Ik neem even de tijd om heel zijn zelfvoldane figuur van kop tot teen te screenen, tot mijn blik struikelt. Zo ongeveer ter hoogte van zijn middel. Net onder dat prematuur hangende bierbuikje van hem. Daar zat het, als een opgeblonken jodenster – in mijn ogen. Een trofee in die van hem. Strak om zijn middel gegespt premium kwaliteit kalfsleder, samengehouden door een verdacht fel blinkende H-vormige gesp. In goud. Het was waarlijk geen zicht, de manier waarop dat jonkie daar stond: in die pauwerige contrapost waardoor zijn bourgeois heupsierraad helemaal op de voorgrond treden kon.

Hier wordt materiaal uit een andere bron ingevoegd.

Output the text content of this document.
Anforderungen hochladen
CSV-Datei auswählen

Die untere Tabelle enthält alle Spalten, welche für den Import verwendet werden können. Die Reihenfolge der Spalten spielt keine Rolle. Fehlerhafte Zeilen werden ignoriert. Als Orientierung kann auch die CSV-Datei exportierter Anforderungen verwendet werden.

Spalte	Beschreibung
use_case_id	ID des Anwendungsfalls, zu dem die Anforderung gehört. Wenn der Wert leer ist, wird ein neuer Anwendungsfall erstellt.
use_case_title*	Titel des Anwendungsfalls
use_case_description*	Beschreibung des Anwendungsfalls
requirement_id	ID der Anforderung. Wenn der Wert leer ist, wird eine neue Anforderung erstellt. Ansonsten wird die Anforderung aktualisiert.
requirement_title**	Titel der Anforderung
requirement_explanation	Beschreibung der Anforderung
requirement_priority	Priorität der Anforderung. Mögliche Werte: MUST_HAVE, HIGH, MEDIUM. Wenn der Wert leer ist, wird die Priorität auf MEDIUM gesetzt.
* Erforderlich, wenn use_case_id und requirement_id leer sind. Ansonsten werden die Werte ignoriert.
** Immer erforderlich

Even lachwekkend zelfbewust als een vijfjarige nadat ze zich eens helemaal heeft laten gaan in de kleer- en make-upkast van haar moeder. U weet wel: lippenstift tot aan bovenste oogleden, mascara keurig in het haar, strompelend in die hoge hakken, als sloten om haar kindervoetjes, en - niet te vergeten - de met sokken opgevulde BH, liefst over alle andere kledingstukken heen. Eenzelfde golf van vertederde “ach, kijk nou” kwam over mij heen bij 't aanschouwen van Jonge Adonis uit Sint-Martens-Latem. Alleen werden mijn tedere gevoelens al snel overschaduwd. Lichtelijk geïrriteerd werd ik van de enorme graad van nonsens die het hele tafereel uitstraalde.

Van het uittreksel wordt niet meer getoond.